Sweden

Posted by Ellen

Right outside Rosenbad, the prime minister's chancery in central Stockholm, sits this homeless woman with the face of a fox, huddled in a blanket, with a baby animal, perhaps a fox cub, perhaps a teddy bear, in her lap.

The sculpture, a permanent installation on the granite sidewalk, is from artist Laura Ford's series Rag and Bone. In 2009, the city's newspaper by and for homeless people, known as Situation Sthlm, conducted a poll on where to put the statue; the winning location was this very public and political site.

The fox also has a single boot in her lap, into which passers by frequently drop euros.  People who are uncertain about dontating to living, breathing homeless people somehow feel that leaving money for a bronze fox is a good thing to do. That's the world we live in.

Posted by Ellen

Stockholm's 110-km metro rail system has been described as one long tubular art gallery. Exposed bedrock in dozens of the stations has been painted and sculpted by a variety of artists from Sweden and beyond. 

Consider this posting another entry in an occasional series: Places I've never been and stuff I've never seen and don't honestly know much of anything about, but damn.

Posted by Ellen

Carol and Sandy Fuchs spent a week in  northern Sweden recently, including New Year's at the Ice Hotel near Kiruna, about 100 miles north of the Arctic Circle. The sun never rose above the horizon the whole time they were up there, though the dark of night faded into a sort of twilight for a few hours in the middle of each day.

They tried dogsledding and snowmobiling and visited with reindeer herders. The town of Kiruna is a thriving iron-mining center, where the hundred-year-old mine is nowhere near played out; it is currently expanding closer and closer to the town, which is gradually being relocated to escape the blasting and other mine activity.

The basic structure of the Ice Hotel is made of snow; in November each year, snowguns spray artifical snow over arched metal forms, which are removed after a couple of days, leaving igloo-like tunnels. Interior walls are made of two-ton ice blocks cut from the Torne River and returned to the river when the place starts to melt in April or May. The ice is cut in March and stored for the next winter's construction.

Beds are platforms of ice and snow covered with reindeer hides. Guests sleep in sleeping bags. There are ice sculptures and specially carved ice chairs and tables in the rooms, but according to Carol guests don't usually spend much time lolling about in chairs made of ice. Although she slept well, she reports that Sandy hardly slept at all; he was worried that if he relaxed and closed his eyes, he'd freeze to death and never wake up. The room temperature was about minus 5 Celsius, or 23 degrees Fahrenheit.

The hotel has an ice bar, where drinks are served in glasses made of ice. There's also a restaurant, which serves hot food on regular dishes, in front of a blazing fire.
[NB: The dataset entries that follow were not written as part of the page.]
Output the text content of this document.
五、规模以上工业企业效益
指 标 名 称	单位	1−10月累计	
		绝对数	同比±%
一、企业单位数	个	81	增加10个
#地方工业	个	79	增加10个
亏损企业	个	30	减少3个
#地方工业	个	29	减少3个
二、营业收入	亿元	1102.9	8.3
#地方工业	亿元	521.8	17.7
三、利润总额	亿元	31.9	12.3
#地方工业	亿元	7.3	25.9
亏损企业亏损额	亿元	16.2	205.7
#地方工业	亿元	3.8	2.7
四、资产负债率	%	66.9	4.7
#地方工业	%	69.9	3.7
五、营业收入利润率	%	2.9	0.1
I'm thinking that part of the rationale for a winter vacation in Arctic Sweden is that it must feel pretty good when you leave; wherever you spend the rest of your winter, even if it's in what you normally consider a fairly wintry sort of place, must seem bright and sunny and maybe even toasty by comparison.

Posted by Ellen

This is Stockholm after midnight last June, during one of the white nights near the summer solstice. The tower in the foreground is part of the Old Town, which dates back to the thirteenth century. The cranes in the background  are building the part of town that will date back to the twenty-first century.